The concept is machine-checkable downstream-API-usage
discovery, with @Deprecated as the canonical case.
Distinct from binary-compatibility validation¶
| Aspect | Binary-compat validator (e.g. systems/kotlin-binary-compatibility-validator) | Breaking-change detection via static analysis |
|---|---|---|
| Where it runs | The library's own CI | Each consumer's CI |
| What it tells you | This change would break ABI | This change will break specific consumers |
| Discovery surface | Library-side ABI signature dump | Fleet-side dashboard of actual usage |
| Granularity | Single library's surface | Cross-fleet consumer count |
| Safety net | Pre-release | Post-deprecation, pre-removal |
Binary-compat validators stop you from accidentally breaking ABI. Breaking-change detection tells you whether it's safe to intentionally break ABI by removing the deprecated API.
Distinct from runtime usage tracking¶
Some orgs solve this with runtime tracking: instrument the deprecated API, log every call, aggregate.

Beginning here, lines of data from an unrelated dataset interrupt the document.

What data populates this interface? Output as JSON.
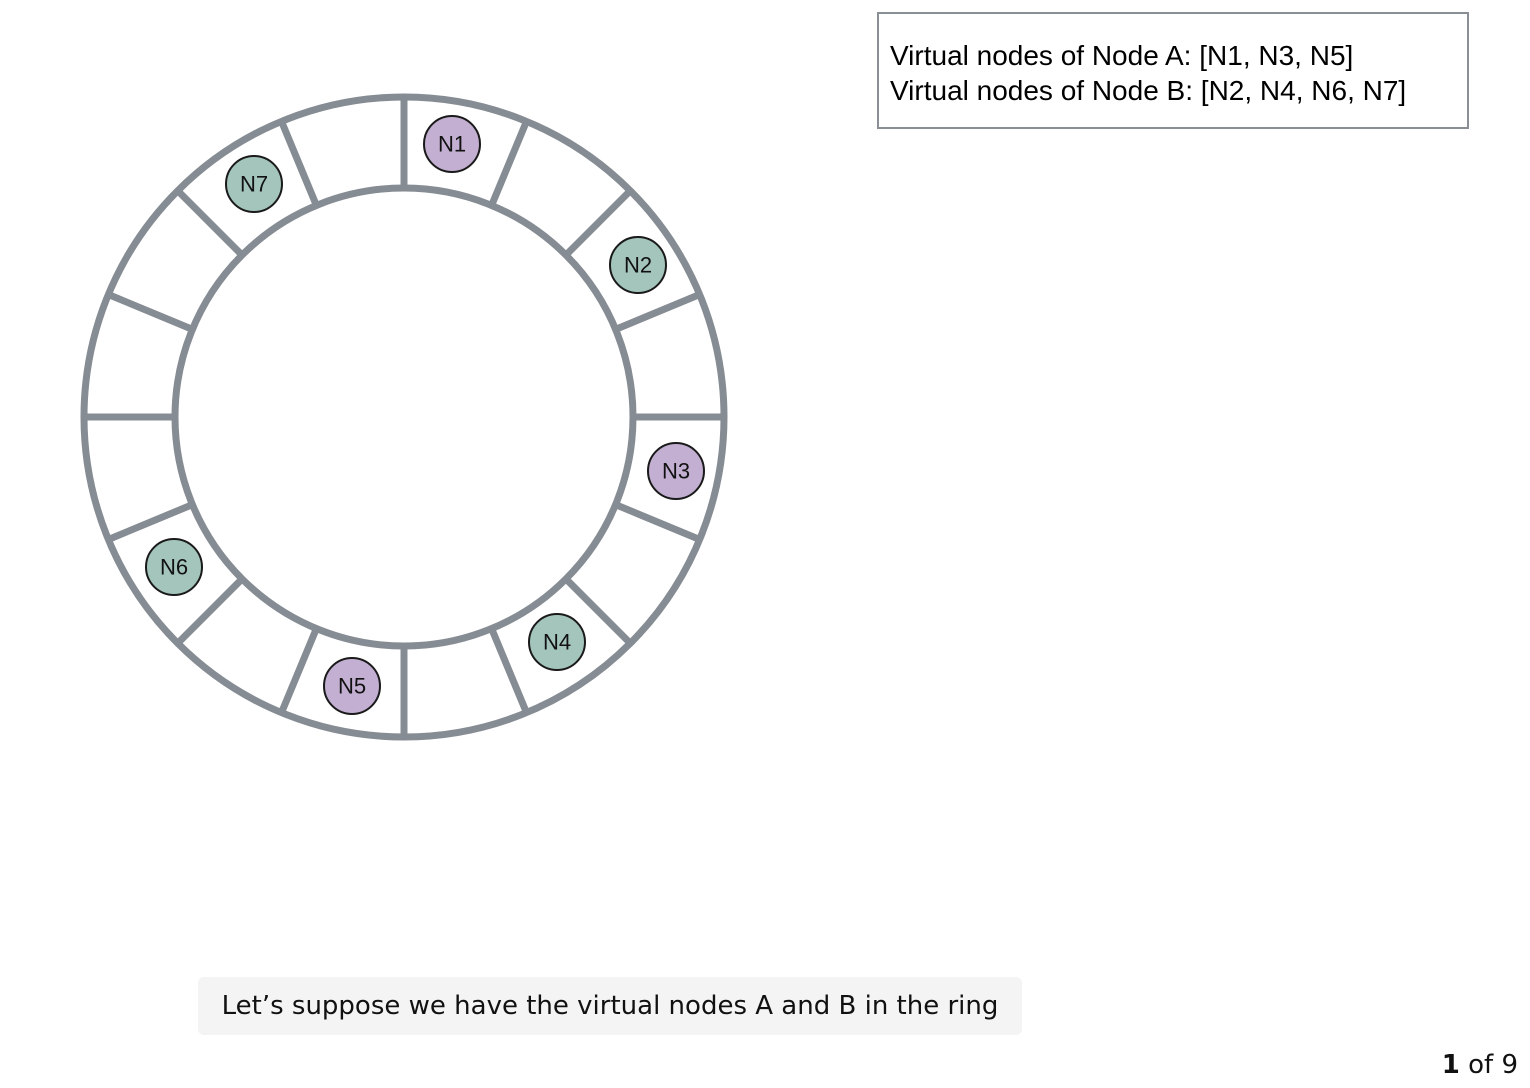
{
  "ring": {
    "segment_count": 16,
    "ring_color": "#868c93",
    "virtual_nodes": [
      {
        "label": "N1",
        "owner": "A",
        "color": "#c2afd1"
      },
      {
        "label": "N2",
        "owner": "B",
        "color": "#a4c5bc"
      },
      {
        "label": "N3",
        "owner": "A",
        "color": "#c2afd1"
      },
      {
        "label": "N4",
        "owner": "B",
        "color": "#a4c5bc"
      },
      {
        "label": "N5",
        "owner": "A",
        "color": "#c2afd1"
      },
      {
        "label": "N6",
        "owner": "B",
        "color": "#a4c5bc"
      },
      {
        "label": "N7",
        "owner": "B",
        "color": "#a4c5bc"
      }
    ]
  },
  "legend": {
    "line_a": "Virtual nodes of Node A: [N1, N3, N5]",
    "line_b": "Virtual nodes of Node B: [N2, N4, N6, N7]"
  },
  "caption": "Let’s suppose we have the virtual nodes A and B in the ring",
  "pager": {
    "current": "1",
    "rest": " of 9"
  }
}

Tradeoffs:
| Aspect | Runtime tracking | Static analysis |
|---|---|---|
| Coverage | Only call paths actually exercised in production | Every callsite in the codebase |
| Cost | Runtime overhead per call | Build-time only |
| Latency | Wait for the call to actually happen | Immediate (next CI build) |
| Confidence in safety | High (zero calls in N days = probably safe) | High (zero callsites = definitely safe to compile) |
| Branches not covered by tests | Will miss them | Catches them |
Static analysis is preventive (catches all callsites including ones not exercised); runtime tracking is observed (catches what's actually called). They're complementary; runtime tracking adds confidence that even reachable-but-unexercised callsites aren't actually used in production.
Limitations¶
- Reflection / dynamic dispatch — calls via
Class.forName Method.invokearen't visible to bytecode analysis. The rule misses them.- Service loader / DI / AOP — calls discovered at runtime
via
ServiceLoader, Spring DI, or AspectJ aren't visible statically. - Code outside the rule's scope — third-party JAR consumers, scripts, build-tool plugins don't run the rule in their CI. The rule only sees consumers that have adopted the ArchRules runner plugin.

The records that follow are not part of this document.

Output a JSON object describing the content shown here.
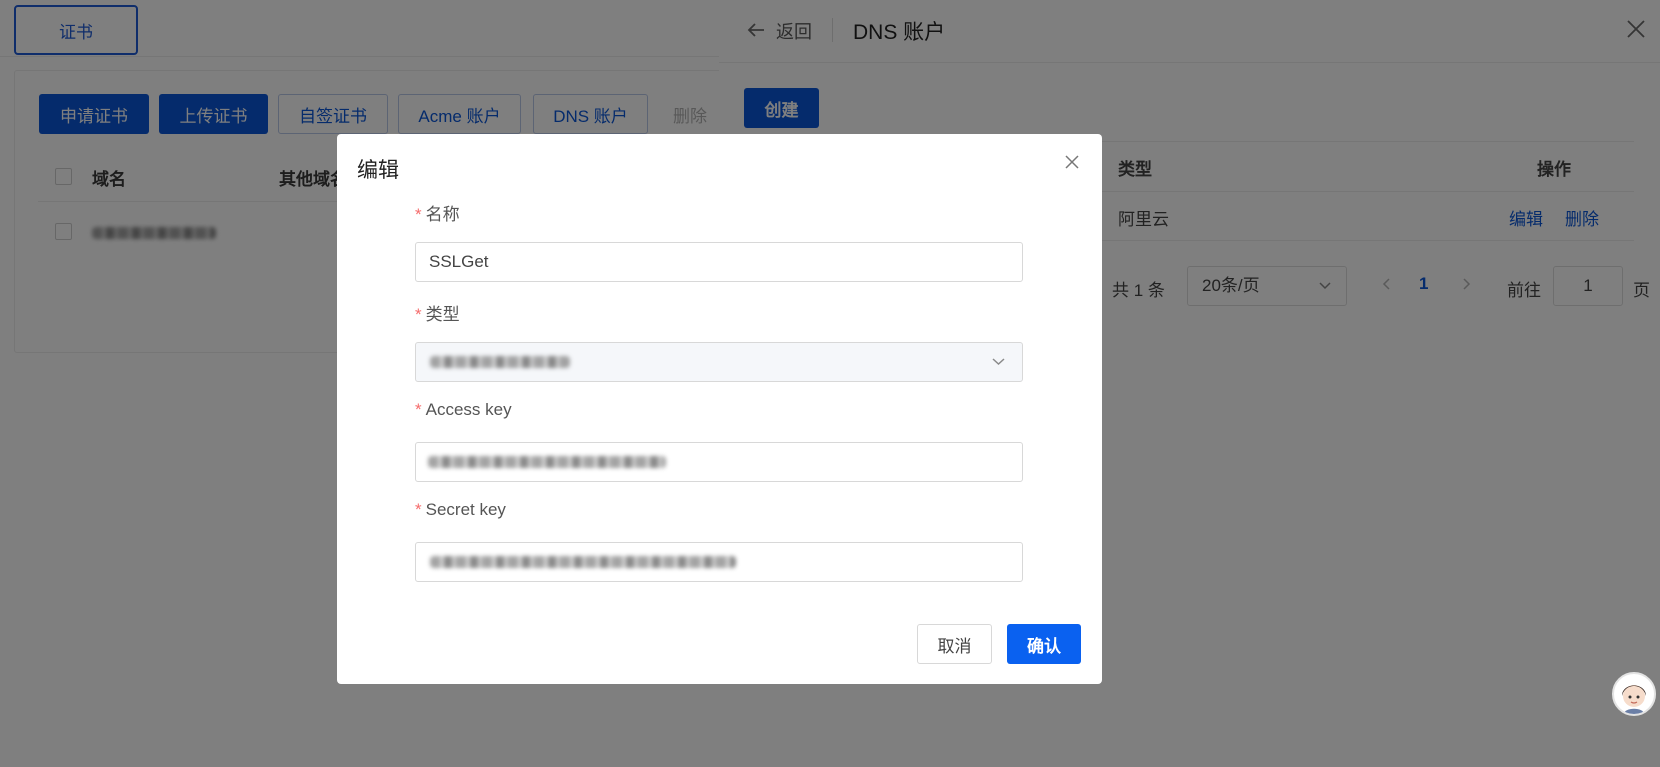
{
  "background": {
    "tab_label": "证书",
    "toolbar": {
      "apply_cert": "申请证书",
      "upload_cert": "上传证书",
      "self_signed": "自签证书",
      "acme_account": "Acme 账户",
      "dns_account": "DNS 账户",
      "delete": "删除"
    },
    "table": {
      "col_domain": "域名",
      "col_other": "其他域名"
    }
  },
  "drawer": {
    "back_label": "返回",
    "title": "DNS 账户",
    "create_label": "创建",
    "table": {
      "col_type": "类型",
      "col_actions": "操作",
      "rows": [
        {
          "type": "阿里云",
          "edit": "编辑",
          "delete": "删除"
        }
      ]
    },
    "pagination": {
      "total": "共 1 条",
      "page_size": "20条/页",
      "current_page": "1",
      "goto_label": "前往",
      "goto_value": "1",
      "page_suffix": "页"
    }
  },
  "dialog": {
    "title": "编辑",
    "fields": {
      "name_label": "名称",
      "name_value": "SSLGet",
      "type_label": "类型",
      "access_key_label": "Access key",
      "secret_key_label": "Secret key"
    },
    "cancel_label": "取消",
    "confirm_label": "确认"
  },
  "icons": {
    "back": "arrow-left-icon",
    "close": "close-icon",
    "chevron": "chevron-down-icon",
    "prev": "chevron-left-icon",
    "next": "chevron-right-icon"
  },
  "colors": {
    "primary": "#0a56d8",
    "confirm": "#0a61f0",
    "required": "#f56c6c"
  }
}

- Stale dashboard — if a consumer's CI hasn't run recently, their dashboard entry is stale; library author may underestimate consumer count.
These limitations don't invalidate the concept but bound its applicability.
Seen in¶
- sources/2026-05-08-netflix-scaling-archunit-with-nebula-archrules — Netflix's canonical use case, with the deprecated-API-detection rule as the worked example.